Comment by adammarples

11 hours ago

When AI gets so good it can improve on itself

Actually, this has already happened in a very literal way. Back in 2022, Google DeepMind used an AI called AlphaTensor to "play" a game where the goal was to find a faster way to multiply matrices, the fundamental math that powers all AI.

To understand how big this is, you have to look at the numbers:

The Naive Method: This is what most people learn in school. To multiply two 4x4 matrices, you need 64 multiplications.

The Human Record (1969): For over 50 years, the "gold standard" was Strassen’s algorithm, which used a clever trick to get it down to 49 multiplications.

The AI Discovery (2022): AlphaTensor beat the human record by finding a way to do it in just 47 steps.

The real "intelligence explosion" feedback loop happened even more recently with AlphaEvolve (2025). While the 2022 discovery only worked for specific "finite field" math (mostly used in cryptography), AlphaEvolve used Gemini to find a shortcut (48 steps) that works for the standard complex numbers AI actually uses for training.

Because matrix multiplication accounts for the vast majority of the work an AI does, Google used these AI-discovered shortcuts to optimize the kernels in Gemini itself.

It’s a literal cycle: the AI found a way to rewrite its own fundamental math to be more efficient, which then makes the next generation of AI faster and cheaper to build.

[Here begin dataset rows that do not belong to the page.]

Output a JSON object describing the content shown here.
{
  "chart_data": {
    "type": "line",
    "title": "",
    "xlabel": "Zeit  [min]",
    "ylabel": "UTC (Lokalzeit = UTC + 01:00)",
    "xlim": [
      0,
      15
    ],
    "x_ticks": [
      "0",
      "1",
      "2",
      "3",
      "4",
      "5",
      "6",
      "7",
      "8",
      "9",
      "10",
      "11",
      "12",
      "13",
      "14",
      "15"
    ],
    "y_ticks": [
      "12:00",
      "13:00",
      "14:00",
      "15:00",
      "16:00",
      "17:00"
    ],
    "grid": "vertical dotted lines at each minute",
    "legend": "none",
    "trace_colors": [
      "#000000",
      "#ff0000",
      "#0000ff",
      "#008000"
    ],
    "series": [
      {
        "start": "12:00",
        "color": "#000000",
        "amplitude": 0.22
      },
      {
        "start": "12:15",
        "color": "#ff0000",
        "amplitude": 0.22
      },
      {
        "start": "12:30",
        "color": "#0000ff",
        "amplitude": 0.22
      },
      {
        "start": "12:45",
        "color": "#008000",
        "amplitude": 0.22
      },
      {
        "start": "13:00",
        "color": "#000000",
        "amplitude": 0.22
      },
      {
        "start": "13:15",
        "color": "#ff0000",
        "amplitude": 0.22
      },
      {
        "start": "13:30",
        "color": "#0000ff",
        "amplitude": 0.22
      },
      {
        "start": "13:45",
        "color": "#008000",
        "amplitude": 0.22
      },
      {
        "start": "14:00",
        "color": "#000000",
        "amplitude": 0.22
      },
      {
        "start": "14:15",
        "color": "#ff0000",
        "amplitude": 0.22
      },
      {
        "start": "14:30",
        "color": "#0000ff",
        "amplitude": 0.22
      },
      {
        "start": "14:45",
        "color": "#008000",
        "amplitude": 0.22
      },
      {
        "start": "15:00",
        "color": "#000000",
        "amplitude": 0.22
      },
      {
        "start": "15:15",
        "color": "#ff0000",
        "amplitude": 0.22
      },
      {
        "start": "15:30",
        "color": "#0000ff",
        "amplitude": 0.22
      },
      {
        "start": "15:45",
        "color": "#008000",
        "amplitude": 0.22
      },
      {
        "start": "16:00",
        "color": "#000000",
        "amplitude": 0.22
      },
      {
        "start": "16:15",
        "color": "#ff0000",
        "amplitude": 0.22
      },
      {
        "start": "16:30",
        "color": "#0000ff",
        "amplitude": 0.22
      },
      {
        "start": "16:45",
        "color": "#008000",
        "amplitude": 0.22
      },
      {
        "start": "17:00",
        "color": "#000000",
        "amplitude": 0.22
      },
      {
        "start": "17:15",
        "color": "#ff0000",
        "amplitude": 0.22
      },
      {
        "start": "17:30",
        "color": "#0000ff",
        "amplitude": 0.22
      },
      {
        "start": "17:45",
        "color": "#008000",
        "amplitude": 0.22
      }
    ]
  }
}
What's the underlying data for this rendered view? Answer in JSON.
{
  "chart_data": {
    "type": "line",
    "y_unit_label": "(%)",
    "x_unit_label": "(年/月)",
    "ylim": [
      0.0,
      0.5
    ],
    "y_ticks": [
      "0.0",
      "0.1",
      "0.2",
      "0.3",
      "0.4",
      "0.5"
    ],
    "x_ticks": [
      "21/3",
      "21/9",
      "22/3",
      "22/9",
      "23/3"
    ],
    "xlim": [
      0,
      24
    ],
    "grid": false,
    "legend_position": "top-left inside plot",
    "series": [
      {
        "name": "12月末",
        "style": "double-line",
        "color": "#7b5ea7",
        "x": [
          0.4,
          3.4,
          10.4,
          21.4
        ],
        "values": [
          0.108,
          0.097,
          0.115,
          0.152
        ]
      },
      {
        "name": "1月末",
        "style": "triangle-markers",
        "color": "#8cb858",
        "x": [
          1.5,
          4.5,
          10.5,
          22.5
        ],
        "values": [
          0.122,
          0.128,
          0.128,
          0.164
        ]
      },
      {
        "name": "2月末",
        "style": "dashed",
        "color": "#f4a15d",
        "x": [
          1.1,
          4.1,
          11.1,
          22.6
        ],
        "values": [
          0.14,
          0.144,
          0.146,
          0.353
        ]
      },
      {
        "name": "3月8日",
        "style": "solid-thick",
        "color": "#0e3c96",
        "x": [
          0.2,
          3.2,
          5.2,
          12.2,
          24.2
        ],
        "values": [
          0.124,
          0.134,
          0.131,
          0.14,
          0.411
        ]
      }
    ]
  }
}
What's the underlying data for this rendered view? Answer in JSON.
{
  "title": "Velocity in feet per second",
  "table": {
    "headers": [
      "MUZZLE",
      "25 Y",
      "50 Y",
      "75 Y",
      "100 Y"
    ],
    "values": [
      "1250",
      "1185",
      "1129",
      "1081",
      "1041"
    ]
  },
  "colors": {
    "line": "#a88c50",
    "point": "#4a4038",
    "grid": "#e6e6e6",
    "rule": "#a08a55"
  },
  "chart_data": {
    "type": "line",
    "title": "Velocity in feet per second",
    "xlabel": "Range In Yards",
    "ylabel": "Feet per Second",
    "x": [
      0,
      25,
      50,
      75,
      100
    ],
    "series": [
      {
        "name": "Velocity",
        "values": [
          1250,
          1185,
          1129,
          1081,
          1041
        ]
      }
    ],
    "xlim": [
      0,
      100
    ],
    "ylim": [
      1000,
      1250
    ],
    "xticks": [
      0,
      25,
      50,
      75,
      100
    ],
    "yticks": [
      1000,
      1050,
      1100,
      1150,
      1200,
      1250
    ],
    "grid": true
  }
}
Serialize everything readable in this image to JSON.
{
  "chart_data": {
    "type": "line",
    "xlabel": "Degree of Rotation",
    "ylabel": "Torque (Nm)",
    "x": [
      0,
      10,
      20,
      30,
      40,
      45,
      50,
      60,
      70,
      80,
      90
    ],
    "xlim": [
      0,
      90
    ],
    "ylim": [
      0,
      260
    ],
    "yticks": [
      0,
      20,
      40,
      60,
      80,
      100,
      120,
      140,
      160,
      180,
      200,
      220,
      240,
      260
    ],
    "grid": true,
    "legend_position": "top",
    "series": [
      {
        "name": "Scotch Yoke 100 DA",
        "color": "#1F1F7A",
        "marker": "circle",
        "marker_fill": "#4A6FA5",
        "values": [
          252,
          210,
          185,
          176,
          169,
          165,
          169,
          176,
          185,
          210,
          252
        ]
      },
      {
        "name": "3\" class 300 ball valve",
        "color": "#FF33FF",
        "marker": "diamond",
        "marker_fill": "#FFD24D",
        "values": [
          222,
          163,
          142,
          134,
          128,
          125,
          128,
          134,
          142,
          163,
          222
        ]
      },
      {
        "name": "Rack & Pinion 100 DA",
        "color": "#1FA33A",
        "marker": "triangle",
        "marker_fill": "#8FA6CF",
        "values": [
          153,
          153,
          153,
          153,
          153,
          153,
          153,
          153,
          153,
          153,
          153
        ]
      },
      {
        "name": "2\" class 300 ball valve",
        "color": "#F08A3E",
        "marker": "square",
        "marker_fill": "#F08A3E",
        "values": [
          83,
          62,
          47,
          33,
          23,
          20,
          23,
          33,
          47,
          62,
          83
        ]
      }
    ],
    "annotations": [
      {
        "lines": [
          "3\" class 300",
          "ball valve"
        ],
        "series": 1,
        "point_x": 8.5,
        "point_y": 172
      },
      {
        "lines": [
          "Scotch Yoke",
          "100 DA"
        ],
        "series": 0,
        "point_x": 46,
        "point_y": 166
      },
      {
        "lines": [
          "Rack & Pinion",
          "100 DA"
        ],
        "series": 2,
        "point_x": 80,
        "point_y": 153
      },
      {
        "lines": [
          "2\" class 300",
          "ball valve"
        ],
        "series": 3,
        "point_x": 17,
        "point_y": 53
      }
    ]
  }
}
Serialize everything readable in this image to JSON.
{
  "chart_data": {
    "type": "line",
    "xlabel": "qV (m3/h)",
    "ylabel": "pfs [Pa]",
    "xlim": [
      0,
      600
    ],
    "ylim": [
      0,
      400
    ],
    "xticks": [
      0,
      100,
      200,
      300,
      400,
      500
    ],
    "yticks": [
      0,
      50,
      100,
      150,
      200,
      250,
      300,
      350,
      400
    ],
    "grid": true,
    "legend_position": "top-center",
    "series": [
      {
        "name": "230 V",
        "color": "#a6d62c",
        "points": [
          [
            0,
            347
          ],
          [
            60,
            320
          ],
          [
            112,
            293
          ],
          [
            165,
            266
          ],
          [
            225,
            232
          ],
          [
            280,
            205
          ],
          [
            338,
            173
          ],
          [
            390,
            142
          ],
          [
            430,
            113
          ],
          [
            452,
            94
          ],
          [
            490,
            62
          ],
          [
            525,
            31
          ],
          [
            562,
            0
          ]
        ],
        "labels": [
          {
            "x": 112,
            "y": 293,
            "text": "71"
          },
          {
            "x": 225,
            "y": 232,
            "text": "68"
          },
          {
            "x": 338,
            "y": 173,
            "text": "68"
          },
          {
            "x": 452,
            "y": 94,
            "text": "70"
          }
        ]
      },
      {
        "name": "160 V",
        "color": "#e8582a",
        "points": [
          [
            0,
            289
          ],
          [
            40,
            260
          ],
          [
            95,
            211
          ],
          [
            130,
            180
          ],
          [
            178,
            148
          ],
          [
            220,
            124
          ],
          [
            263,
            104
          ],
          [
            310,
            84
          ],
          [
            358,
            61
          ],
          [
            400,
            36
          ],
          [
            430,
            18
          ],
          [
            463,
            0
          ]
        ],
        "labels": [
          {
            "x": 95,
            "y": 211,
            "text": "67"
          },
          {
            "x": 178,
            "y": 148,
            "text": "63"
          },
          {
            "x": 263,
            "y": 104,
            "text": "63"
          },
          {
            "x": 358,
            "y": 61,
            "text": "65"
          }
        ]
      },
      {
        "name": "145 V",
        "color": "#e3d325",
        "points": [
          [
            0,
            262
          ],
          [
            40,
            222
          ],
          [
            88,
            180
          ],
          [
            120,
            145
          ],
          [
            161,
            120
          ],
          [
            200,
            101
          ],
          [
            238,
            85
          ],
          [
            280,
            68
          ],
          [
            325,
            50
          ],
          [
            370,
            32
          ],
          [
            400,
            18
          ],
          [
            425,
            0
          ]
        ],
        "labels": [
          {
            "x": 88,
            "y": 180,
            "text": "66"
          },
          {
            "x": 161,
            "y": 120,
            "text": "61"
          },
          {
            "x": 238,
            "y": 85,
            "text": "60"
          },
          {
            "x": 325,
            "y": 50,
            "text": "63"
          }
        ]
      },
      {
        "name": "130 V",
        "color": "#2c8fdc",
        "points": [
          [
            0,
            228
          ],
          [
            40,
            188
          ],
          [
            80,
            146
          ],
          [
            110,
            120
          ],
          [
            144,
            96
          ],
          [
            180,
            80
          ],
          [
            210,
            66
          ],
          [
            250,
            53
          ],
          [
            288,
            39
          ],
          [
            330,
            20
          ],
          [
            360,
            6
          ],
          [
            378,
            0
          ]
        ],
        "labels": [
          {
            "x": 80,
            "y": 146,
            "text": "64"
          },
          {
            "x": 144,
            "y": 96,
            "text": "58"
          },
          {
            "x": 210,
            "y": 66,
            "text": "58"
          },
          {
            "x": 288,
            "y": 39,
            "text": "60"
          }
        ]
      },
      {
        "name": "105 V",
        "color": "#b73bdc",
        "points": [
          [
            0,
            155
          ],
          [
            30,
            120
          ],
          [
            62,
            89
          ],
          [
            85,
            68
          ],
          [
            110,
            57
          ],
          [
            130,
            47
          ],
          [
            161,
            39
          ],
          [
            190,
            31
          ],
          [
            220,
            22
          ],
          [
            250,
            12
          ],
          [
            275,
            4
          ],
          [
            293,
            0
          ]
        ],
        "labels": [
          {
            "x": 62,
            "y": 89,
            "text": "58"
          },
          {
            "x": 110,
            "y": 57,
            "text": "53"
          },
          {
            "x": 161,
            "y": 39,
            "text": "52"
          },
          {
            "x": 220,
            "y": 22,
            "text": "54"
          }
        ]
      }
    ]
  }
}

https://deepmind.google/blog/discovering-novel-algorithms-wi... https://www.reddit.com/r/singularity/comments/1knem3r/i_dont...

  • This is obviously cool, and I don't want to take away from that, but using a shortcut to make training a bit faster is qualitatively different from producing an AI which is actually more intelligent. The more intelligent AI can recursively produce a more intelligent one and so on, hence the explosion. If it's a bit faster to train but the same result then no explosion. It may be that finding efficiencies in our equations is low hanging fruit, but developing fundamentally better equations will prove impossible.